The philosophy of the Rob Noel Golf Academy - Junior Champions Academy of Golf starts with student engagement in the development process.
To accomplish this we must train our students in a fun, ever-changing environment so that students will be actively participating and improvement will be accelerated.
This is the most important element of any extracurricular activity.

Golf Skills Development

We understand that golf is a long-term sport and know that skill development takes time, practice, and level of comprehension from the student so they may "own" their game. Although we recognize there is no one way to swing a club, we do believe there are basic fundamentals that every golfer must possess (grip, stance, posture, alignment, and ball position). We also want all of our students to have the best tools available for their development. Therefore, we have created an environment from which student success can be achieved.

Life Skills

All students will learn to respect the game, fellow competitors, and the environment. We will also provide instruction and activities that will positively develop individual character, confidence, teamwork, and sportsmanship qualities.

Group setting

Although golf is an individual sport, we feel that learning the game in a group setting (especially at a younger age) can be beneficial for both social and developmental reasons. Therefore, all of our core programs are taught in a group setting

Athletic Development

The Junior Champions Academy of Golf adheres to the Long-term Athletic Development (LTAD) model, which will be incorporated into every program at the Academy. The LTAD model provides guidelines for the preparation of athletes starting from a very young age all the way up to elite competition. We feel that the stronger the athlete, the better golfer they will become. 

There are critical periods in the life of a child where the effects of training can by maximized. The Junior Champions Academy will focus on these areas both in golf and athletic development to give our Champions the best opportunity for success.

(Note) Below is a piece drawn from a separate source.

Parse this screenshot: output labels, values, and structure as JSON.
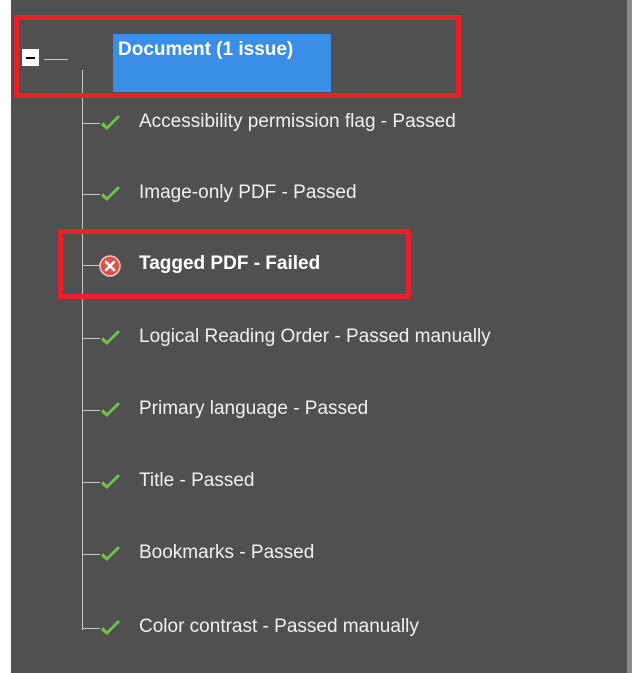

Learning a motor skill does not happen immediately. For example, becoming a great pianist happens over a period of time; golf is no different. Many experts believe that it takes a minimum of 10 years and at least 10,000 hours of training for an athlete to reach elite levels. In golf the numbers are actually higher! Most studies suggest that golf is closer to a 20-year developmental sport. The LTAD chart here symbolizes the lifetime progression of an athlete ranging from Active Start (4 year old trying to learn to skip) to Excel (Rory McIlroy winning the United States Open).